Director Fulci appears in two cameos in his masterpiece of filmmaking, and a show if the dedication of resources and a proper budget of $400,000 anything can oozes down the screen and shock or stirs other emotions in the audience. The makeup artists of Giannetto De Rossi and Maurizio Trani gave overwhelming creation of terror and deliver wonderful amounts of gore for the early 1980s. One area where Fulci’s work often finds itself criticized a lack of coherent narrative, which one honestly must agree with nevertheless the movie contains violence, thrills, graphic face splatters and fabulous gore moments.
Allow, one to repeat this rule “To kill a Zombie, you have to shoot it in the head,” watch the movie and you’ll understand, laughter will emit from the audience, during this sequence. Not many horror films generate lasting impressions, and even fewer have frightening images to endure 35-years later, while satisfying horror fans for generations. This movie also influence culture from posters, to statues to the Swedish band Europe basing their third song “Seven Doors Hotel” from their first album in 1983, on this film.

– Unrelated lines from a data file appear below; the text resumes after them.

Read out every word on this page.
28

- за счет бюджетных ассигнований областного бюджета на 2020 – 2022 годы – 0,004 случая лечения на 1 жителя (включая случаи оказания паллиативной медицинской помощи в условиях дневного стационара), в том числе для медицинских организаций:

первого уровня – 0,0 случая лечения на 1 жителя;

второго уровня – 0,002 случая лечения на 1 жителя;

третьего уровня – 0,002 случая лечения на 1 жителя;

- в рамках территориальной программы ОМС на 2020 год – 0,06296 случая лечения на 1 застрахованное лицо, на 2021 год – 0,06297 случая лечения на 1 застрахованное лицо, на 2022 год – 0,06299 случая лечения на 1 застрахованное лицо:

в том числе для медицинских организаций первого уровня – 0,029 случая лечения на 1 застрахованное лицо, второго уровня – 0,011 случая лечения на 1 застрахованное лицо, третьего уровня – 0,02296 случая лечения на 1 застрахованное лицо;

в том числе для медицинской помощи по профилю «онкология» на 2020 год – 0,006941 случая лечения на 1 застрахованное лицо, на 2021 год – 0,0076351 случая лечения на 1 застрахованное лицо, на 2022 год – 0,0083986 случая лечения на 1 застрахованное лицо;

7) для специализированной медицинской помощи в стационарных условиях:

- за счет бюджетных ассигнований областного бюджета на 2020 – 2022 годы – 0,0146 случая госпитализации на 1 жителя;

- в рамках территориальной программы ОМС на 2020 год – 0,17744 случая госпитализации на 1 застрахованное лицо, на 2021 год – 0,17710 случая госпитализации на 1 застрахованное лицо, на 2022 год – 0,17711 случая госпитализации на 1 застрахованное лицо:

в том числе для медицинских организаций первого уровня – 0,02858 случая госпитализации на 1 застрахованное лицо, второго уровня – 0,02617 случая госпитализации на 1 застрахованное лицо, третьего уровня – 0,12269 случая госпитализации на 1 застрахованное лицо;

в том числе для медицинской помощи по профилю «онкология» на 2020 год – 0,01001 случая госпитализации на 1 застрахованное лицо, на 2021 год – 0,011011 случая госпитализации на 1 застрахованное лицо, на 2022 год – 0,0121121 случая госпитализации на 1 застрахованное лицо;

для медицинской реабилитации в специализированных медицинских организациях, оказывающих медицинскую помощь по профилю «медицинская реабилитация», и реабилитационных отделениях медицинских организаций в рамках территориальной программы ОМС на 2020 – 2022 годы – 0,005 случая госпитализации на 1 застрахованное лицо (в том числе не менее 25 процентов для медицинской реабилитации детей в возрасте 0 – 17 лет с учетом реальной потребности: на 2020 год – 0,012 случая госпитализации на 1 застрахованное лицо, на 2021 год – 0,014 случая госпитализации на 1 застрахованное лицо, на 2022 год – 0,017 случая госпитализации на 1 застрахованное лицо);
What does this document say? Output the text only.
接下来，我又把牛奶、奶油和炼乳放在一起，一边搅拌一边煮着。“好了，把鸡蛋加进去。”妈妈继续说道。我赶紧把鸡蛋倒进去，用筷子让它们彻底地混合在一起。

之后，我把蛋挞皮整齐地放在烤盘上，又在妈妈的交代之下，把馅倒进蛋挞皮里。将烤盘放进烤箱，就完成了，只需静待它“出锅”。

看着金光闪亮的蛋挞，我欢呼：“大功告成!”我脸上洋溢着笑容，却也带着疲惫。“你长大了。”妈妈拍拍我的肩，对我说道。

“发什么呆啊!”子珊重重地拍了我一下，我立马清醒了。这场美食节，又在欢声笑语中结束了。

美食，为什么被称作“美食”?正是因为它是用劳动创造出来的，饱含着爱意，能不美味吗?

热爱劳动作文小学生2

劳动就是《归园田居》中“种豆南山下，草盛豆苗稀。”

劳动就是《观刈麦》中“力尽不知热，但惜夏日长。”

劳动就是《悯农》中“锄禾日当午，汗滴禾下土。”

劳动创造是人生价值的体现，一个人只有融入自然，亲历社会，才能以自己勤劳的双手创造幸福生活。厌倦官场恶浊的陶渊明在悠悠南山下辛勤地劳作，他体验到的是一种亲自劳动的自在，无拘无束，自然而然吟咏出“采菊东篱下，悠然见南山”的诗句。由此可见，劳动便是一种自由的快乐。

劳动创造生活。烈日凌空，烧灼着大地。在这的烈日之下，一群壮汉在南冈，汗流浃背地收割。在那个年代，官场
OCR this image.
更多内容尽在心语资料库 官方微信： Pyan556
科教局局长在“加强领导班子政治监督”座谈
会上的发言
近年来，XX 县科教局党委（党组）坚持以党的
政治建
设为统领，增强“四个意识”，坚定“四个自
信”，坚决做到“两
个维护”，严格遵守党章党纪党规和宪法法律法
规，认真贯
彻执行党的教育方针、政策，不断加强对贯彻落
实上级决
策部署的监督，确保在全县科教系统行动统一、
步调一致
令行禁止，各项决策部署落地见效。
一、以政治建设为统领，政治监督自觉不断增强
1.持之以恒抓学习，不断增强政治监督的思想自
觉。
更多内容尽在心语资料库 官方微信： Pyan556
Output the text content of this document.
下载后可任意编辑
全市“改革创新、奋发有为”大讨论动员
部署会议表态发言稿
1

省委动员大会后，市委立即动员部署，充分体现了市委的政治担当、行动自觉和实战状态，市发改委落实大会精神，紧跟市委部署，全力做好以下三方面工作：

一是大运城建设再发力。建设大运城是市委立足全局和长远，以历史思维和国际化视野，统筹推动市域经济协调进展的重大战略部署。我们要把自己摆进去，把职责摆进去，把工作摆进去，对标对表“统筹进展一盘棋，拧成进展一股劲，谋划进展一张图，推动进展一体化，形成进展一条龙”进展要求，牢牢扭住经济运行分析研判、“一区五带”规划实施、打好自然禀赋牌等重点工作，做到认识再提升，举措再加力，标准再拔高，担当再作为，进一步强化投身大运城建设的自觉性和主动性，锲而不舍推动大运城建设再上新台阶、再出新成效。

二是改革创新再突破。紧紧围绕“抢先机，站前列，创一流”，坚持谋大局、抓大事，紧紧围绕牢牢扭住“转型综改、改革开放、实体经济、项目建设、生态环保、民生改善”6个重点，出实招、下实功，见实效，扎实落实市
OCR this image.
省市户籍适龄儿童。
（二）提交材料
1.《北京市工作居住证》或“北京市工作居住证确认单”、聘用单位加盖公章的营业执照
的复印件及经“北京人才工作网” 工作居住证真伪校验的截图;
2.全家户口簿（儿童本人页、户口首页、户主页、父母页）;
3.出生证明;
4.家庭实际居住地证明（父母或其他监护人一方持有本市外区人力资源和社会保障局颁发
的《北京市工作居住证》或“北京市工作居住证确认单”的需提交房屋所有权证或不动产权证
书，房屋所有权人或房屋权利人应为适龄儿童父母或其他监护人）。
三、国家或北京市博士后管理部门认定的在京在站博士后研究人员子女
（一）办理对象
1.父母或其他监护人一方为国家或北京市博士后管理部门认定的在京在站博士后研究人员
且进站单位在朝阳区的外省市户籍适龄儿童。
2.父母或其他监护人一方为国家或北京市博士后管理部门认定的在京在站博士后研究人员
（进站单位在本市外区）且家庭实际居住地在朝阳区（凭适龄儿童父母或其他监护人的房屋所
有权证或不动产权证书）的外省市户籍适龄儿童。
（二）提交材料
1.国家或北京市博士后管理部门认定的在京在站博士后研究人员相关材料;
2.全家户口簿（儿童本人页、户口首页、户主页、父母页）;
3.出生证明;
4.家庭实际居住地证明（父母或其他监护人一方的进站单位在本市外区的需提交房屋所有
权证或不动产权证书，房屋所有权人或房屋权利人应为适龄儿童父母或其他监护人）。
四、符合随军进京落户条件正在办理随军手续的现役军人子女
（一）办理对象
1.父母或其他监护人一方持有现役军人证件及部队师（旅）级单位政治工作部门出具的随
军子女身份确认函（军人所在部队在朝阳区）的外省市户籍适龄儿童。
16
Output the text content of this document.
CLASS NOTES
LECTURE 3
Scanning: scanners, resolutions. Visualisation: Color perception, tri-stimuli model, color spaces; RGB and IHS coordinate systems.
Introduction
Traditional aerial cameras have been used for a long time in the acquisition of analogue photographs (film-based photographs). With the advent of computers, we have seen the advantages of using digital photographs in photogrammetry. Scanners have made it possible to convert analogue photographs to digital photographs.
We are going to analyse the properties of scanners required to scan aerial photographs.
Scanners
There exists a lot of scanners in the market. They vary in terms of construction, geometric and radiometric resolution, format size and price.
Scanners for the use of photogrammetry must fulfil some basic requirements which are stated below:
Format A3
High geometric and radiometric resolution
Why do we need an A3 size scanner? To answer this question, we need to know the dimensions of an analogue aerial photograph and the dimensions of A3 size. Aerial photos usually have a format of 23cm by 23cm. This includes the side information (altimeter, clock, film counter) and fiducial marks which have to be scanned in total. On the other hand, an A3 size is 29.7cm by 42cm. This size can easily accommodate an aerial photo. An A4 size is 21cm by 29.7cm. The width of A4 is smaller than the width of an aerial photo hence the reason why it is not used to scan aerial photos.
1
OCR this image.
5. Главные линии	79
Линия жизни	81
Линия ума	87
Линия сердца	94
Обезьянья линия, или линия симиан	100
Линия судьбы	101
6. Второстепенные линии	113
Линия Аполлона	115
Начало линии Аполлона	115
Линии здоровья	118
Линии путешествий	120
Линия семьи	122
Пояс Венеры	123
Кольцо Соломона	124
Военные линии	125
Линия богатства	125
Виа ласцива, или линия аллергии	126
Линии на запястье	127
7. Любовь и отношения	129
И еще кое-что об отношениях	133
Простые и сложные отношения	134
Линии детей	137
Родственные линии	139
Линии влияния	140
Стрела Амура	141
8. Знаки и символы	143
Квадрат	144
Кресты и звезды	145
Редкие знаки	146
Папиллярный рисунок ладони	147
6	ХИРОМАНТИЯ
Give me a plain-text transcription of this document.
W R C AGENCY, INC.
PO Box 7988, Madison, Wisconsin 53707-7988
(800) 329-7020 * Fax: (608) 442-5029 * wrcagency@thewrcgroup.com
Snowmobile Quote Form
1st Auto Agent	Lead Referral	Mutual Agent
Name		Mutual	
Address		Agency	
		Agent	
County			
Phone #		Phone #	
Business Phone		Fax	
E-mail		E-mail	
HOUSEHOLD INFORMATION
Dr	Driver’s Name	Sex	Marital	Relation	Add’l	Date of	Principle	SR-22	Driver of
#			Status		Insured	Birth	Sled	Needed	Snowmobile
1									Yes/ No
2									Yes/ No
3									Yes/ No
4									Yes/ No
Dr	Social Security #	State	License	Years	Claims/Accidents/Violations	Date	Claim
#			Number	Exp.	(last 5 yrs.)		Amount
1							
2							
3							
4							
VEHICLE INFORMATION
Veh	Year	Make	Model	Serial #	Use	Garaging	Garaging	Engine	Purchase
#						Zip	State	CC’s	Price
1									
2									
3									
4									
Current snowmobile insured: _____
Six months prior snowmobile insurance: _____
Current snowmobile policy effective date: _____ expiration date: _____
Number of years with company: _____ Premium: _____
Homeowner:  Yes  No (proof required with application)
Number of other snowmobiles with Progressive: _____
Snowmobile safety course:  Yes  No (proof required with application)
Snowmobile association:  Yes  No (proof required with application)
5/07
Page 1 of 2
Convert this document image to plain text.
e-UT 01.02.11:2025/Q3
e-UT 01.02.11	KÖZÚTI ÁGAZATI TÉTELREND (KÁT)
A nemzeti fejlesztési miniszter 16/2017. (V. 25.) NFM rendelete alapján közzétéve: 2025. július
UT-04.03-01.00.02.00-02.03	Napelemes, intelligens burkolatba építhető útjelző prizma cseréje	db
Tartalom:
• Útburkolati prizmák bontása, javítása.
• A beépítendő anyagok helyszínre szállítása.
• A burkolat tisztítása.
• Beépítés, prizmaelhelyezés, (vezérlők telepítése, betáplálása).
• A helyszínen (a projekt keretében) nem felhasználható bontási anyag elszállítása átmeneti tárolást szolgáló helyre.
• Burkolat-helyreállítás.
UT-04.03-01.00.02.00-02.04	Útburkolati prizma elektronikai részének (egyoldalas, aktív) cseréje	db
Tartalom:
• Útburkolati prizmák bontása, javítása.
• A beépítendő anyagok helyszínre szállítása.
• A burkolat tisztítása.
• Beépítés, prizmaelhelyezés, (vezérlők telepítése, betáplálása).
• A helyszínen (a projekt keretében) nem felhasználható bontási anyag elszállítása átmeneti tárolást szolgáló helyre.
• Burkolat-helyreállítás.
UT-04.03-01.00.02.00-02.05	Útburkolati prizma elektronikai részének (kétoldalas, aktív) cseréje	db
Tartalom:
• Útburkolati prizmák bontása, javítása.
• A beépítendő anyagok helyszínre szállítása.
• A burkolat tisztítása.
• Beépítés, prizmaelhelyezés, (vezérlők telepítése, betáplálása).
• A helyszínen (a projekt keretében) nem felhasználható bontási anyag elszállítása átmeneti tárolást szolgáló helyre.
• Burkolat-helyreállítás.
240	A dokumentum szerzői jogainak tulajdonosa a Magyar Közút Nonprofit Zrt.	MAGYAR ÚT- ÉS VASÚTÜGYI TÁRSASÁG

Other death metal bands have reference the artwork to the film in their songs, and this reviewer even owns a limited tin box of the 20,000 issued from Grindhouse Releasing and Anchor Bay. This version features three trailers, interviews and commentaries, the music video from Necrophagia’s music video “And You Will Live in Terror” and much more. Even now a 3-disc Blu-ray DVD collector’s edition find itself in demand, and just like that this movie will greatly influence filmmakers and fans for decades, and simply state: Watch It! I’d recommend this film greatly especially if you hunger for true meaning of tons of gore and then The Beyond is your movie.